So one possible way is to let CodecPool do special for Gzip codec, and does either
1) keeps a map for holding gzip codec of different settings.
2) treats the setting as a global setting, and when the setting is changed, clean all gzip codecs cached in CodecPool.
Does the changes for CodecPool sound reasonable/acceptable?
I'm not sure the "clean" semantics have clear triggers (or they're not clear to me). I'd suggest an analog to end in the (Dec|C)ompressor interface that reinitializes a (de)compressor, then use those interfaces in the CodecPool. This would be a better fix for
HADOOP-5281, but it requires updates to other implementors of Compressor.
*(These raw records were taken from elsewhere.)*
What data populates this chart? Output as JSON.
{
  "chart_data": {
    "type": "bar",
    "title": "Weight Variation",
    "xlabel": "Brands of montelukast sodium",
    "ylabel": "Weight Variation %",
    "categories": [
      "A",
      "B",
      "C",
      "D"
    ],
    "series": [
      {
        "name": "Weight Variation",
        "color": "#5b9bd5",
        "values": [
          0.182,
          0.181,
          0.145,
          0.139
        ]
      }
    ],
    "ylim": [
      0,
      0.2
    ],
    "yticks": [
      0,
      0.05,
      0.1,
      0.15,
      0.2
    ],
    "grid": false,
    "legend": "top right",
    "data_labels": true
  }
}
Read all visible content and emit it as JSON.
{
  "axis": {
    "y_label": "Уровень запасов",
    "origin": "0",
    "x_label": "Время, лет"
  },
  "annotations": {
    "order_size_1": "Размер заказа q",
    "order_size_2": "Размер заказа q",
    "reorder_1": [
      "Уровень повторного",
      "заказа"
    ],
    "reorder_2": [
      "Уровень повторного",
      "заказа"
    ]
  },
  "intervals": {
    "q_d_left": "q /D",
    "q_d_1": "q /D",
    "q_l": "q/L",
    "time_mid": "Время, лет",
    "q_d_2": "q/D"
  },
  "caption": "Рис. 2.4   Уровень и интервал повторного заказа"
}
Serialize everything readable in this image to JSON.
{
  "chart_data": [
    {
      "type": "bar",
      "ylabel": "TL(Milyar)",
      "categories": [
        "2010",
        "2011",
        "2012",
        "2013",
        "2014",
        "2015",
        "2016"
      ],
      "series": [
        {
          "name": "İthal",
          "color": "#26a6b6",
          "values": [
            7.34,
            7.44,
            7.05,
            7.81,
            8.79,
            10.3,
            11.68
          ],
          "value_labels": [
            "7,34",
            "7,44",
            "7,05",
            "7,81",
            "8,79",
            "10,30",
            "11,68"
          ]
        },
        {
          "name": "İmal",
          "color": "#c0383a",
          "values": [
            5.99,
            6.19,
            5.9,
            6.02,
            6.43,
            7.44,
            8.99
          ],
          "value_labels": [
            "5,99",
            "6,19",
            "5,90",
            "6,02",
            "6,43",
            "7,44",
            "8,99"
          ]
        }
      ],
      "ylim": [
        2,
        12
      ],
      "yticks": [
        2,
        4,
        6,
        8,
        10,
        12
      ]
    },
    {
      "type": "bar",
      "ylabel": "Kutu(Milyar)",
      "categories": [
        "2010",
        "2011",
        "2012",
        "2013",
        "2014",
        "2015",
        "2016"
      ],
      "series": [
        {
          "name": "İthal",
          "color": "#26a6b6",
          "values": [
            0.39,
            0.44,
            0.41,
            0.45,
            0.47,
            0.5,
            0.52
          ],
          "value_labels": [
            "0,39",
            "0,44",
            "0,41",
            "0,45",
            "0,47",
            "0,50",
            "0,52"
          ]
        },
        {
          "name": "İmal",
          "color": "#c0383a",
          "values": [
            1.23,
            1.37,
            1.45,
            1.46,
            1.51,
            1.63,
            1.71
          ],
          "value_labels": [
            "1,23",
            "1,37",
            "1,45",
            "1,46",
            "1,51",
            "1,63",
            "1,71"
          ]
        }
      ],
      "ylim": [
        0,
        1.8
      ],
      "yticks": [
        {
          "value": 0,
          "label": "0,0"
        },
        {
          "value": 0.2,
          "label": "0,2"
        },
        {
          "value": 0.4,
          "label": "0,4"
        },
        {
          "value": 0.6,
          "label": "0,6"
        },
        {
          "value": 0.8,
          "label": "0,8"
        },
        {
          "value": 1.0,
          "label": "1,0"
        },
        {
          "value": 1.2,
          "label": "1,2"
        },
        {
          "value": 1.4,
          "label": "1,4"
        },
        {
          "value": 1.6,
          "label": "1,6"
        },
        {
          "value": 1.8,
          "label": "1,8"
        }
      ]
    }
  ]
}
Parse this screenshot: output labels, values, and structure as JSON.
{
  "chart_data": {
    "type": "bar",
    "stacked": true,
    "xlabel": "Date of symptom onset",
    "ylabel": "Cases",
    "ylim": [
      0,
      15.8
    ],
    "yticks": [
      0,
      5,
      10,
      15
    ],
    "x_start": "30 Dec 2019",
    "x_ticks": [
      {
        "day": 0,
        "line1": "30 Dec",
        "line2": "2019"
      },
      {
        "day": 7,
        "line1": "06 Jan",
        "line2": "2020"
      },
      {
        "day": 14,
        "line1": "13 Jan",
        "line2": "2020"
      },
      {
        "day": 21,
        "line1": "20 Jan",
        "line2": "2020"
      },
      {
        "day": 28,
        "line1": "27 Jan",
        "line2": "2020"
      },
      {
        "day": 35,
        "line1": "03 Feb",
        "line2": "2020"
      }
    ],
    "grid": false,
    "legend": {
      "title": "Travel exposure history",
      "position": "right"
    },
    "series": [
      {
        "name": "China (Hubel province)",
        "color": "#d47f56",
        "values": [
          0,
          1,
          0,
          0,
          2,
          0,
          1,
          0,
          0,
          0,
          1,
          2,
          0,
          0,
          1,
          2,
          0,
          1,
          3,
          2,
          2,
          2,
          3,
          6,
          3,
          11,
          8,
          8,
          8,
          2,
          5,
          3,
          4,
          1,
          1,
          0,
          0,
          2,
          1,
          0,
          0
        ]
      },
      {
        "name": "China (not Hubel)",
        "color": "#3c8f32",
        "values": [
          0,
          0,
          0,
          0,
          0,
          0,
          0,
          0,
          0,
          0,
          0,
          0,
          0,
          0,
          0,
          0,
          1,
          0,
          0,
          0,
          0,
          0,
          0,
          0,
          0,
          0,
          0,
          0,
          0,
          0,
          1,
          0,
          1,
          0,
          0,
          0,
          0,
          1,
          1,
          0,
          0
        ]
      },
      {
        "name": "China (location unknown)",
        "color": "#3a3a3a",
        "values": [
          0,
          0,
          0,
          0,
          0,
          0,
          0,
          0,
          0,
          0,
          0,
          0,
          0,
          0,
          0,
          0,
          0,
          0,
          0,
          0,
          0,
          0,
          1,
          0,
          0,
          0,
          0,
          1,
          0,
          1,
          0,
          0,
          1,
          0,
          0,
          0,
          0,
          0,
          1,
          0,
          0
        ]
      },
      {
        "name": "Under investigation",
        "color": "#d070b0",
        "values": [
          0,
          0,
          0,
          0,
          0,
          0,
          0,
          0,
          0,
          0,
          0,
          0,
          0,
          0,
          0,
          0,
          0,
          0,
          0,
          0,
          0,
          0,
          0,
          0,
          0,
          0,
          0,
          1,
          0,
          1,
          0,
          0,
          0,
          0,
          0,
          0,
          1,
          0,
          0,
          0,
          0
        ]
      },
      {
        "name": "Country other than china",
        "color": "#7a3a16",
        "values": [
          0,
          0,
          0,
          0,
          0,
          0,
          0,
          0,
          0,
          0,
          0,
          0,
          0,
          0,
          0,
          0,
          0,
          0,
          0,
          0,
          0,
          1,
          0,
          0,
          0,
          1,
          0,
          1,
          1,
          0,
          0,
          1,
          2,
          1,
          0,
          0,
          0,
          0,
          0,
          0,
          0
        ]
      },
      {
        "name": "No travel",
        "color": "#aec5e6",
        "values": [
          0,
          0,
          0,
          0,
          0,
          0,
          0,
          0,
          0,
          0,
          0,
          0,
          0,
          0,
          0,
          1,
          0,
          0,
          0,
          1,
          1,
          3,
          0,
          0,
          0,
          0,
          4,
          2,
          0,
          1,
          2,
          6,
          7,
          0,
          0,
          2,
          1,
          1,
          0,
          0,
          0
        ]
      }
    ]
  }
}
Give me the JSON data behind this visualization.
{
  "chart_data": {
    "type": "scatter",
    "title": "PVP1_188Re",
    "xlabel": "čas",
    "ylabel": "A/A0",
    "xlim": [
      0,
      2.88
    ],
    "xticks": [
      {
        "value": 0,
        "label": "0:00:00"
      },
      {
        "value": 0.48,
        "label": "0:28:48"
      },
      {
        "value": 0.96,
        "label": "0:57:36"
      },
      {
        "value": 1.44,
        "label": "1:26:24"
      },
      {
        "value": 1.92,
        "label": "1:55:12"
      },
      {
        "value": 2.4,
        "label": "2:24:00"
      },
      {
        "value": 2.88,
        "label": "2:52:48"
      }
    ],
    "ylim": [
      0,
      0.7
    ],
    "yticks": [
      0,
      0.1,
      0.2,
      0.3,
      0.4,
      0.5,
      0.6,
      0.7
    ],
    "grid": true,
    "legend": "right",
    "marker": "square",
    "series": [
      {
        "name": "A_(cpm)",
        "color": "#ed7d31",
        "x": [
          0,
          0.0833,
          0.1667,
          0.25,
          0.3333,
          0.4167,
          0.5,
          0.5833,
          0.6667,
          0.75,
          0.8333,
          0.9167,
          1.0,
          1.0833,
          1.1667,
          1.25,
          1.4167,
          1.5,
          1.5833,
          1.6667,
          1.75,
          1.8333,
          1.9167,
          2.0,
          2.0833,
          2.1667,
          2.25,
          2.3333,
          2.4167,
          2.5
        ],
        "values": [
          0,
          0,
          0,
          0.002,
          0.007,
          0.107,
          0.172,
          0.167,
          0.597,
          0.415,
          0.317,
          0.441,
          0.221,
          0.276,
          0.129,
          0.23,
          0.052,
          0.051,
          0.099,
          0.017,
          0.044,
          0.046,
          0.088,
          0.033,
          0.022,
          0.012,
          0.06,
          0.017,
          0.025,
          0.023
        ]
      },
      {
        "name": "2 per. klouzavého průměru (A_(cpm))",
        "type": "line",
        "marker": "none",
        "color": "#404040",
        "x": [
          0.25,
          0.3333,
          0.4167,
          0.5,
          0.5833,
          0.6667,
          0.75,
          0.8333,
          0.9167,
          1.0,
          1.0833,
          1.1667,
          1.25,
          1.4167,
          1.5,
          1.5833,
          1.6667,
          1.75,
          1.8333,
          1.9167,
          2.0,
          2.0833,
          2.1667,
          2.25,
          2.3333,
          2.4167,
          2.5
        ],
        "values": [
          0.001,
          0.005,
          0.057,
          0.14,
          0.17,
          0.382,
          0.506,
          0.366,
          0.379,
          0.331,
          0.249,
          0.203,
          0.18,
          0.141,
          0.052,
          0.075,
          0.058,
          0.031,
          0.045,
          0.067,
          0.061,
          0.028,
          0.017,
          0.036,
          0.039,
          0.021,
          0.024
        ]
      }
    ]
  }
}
Something like reinit that destroys (with end) and recreates (with init) the underlying stream. Overloading CodecPool::getCompressor to take a Configuration and... well, tracing the implications through the rest of the Codec classes makes it easy to trace where compressors are recycled. Calling reinit with parameters matching the current ones should be a noop and calling CodecPool::getCompressor without any arguments should use default params.
Since this is a fair amount of work, if you wanted to narrow the issue to be global settings for GzipCodec, then an approach like that in the current patch is probably sufficient for many applications.
Quick asides on the current patch: ZlibCompressor::construct should be final; if overridden in a subclass, the partially created object would call the subclass instance from the base cstr. Also, since the parameters are specific to GzipCodc, they should not have generic names like "io.compress.level".